I was 54 at the time of the separation but turn 55 the same year. does this qualify under rule of 55.
Directly to your question, the YEAR in which you turn 55 is what is important and based on that limited information, generally, the withdrawal from your 401(k) would be penalty free. That does NOT mean tax-free...you will still have to pay taxes.
That being said, there are a lot of other factors to consider when taking a distribution out of your 401(k) or any other retirement plan. Before making any decisions, you should discuss with a fee-only advisor that can help you lay out your options and show you the pros/cons to taking that distribution.
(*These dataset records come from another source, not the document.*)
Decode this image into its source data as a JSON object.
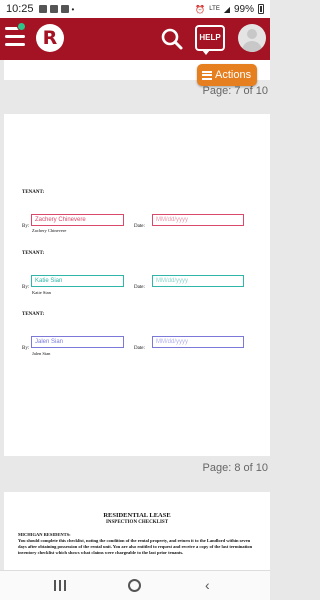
{
  "status_bar": {
    "time": "10:25",
    "signal": "LTE",
    "battery": "99%"
  },
  "app_bar": {
    "logo_letter": "R",
    "help_label": "HELP"
  },
  "actions_button": {
    "label": "Actions"
  },
  "pages": {
    "page7_label": "Page: 7 of 10",
    "page8_label": "Page: 8 of 10"
  },
  "signature_blocks": [
    {
      "heading": "TENANT:",
      "by_label": "By:",
      "signature_value": "Zachery Chinevere",
      "date_label": "Date:",
      "date_placeholder": "MM/dd/yyyy",
      "printed_name": "Zachery Chinevere",
      "color": "#d94a6a"
    },
    {
      "heading": "TENANT:",
      "by_label": "By:",
      "signature_value": "Katie Sian",
      "date_label": "Date:",
      "date_placeholder": "MM/dd/yyyy",
      "printed_name": "Katie Sian",
      "color": "#2fb6a8"
    },
    {
      "heading": "TENANT:",
      "by_label": "By:",
      "signature_value": "Jalen Sian",
      "date_label": "Date:",
      "date_placeholder": "MM/dd/yyyy",
      "printed_name": "Jalen Sian",
      "color": "#7b78d8"
    }
  ],
  "next_doc": {
    "title": "RESIDENTIAL LEASE",
    "subtitle": "INSPECTION CHECKLIST",
    "section_heading": "MICHIGAN RESIDENTS:",
    "body": "You should complete this checklist, noting the condition of the rental property, and return it to the Landlord within seven days after obtaining possession of the rental unit. You are also entitled to request and receive a copy of the last termination inventory checklist which shows what claims were chargeable to the last prior tenants."
  }
}
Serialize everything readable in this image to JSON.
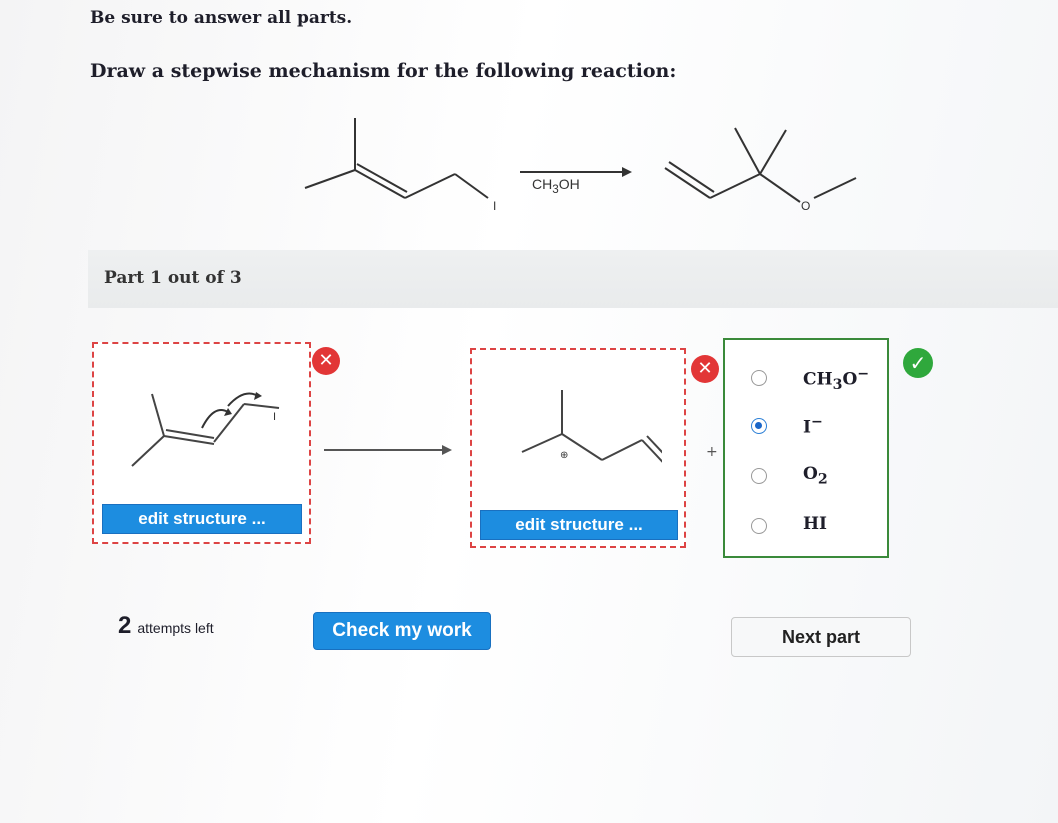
{
  "instructions": {
    "line1": "Be sure to answer all parts.",
    "line2": "Draw a stepwise mechanism for the following reaction:"
  },
  "reaction": {
    "reagent": "CH3OH",
    "reagent_main": "CH",
    "reagent_sub": "3",
    "reagent_tail": "OH",
    "leaving_group_label": "I",
    "product_oxygen_label": "O"
  },
  "part": {
    "label": "Part 1 out of 3"
  },
  "workspace": {
    "left_box": {
      "edit_label": "edit structure ...",
      "status": "incorrect",
      "leaving_group_label": "I"
    },
    "middle_box": {
      "edit_label": "edit structure ...",
      "status": "incorrect",
      "charge_label": "⊕"
    },
    "plus_sign": "+",
    "options": [
      {
        "main": "CH",
        "sub": "3",
        "tail": "O",
        "sup": "−",
        "selected": false
      },
      {
        "main": "I",
        "sub": "",
        "tail": "",
        "sup": "−",
        "selected": true
      },
      {
        "main": "O",
        "sub": "2",
        "tail": "",
        "sup": "",
        "selected": false
      },
      {
        "main": "HI",
        "sub": "",
        "tail": "",
        "sup": "",
        "selected": false
      }
    ],
    "options_status": "correct"
  },
  "footer": {
    "attempts_number": "2",
    "attempts_text": "attempts left",
    "check_button": "Check my work",
    "next_button": "Next part"
  },
  "colors": {
    "accent_blue": "#1d8de0",
    "error_red": "#e23636",
    "success_green": "#2fa83c"
  },
  "icons": {
    "incorrect": "x-mark-icon",
    "correct": "check-mark-icon"
  }
}
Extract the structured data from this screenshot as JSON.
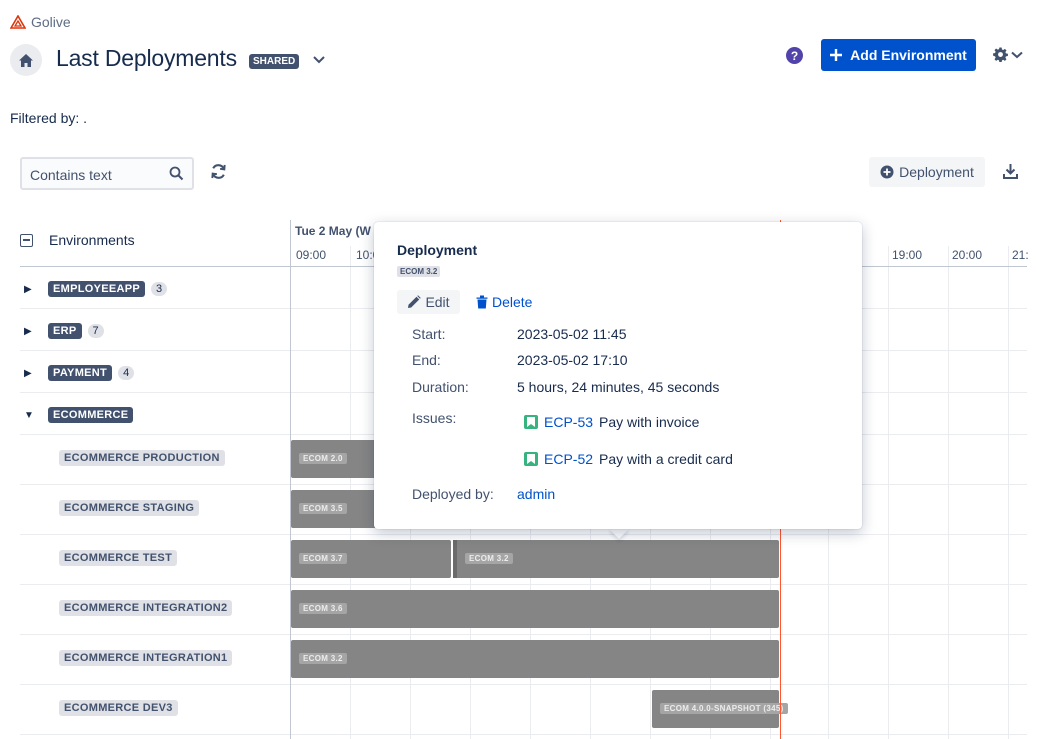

Hi Jerry, you can withdraw money from an IRA, and perhaps from your 401(k), penalty free, though distributions would still be subject to federal and, if applicable, state and local income taxes. There is a type of distribution, available to those who are at least 55 years old, known as a Series of Substantially Equal Periodic Payments, or SSEPP for short. Under this scenario, you could take money from your account, provided payments occur at least once a year, and payments last at least five years. You will need to check with the firm that handled your former employer's 401(k) plan, to determine whether you can take these distributions from your 401(k), or whether you would need to roll the kplan balance to an IRA first. Note that these distributions are subject to income tax, and there are several other considerations to them. Therefore, we would strongly suggest that you discuss the details of this with a professional. As noted by others, we would recommend a fee-only planner, for some advice specific to your situation. Hope this helps.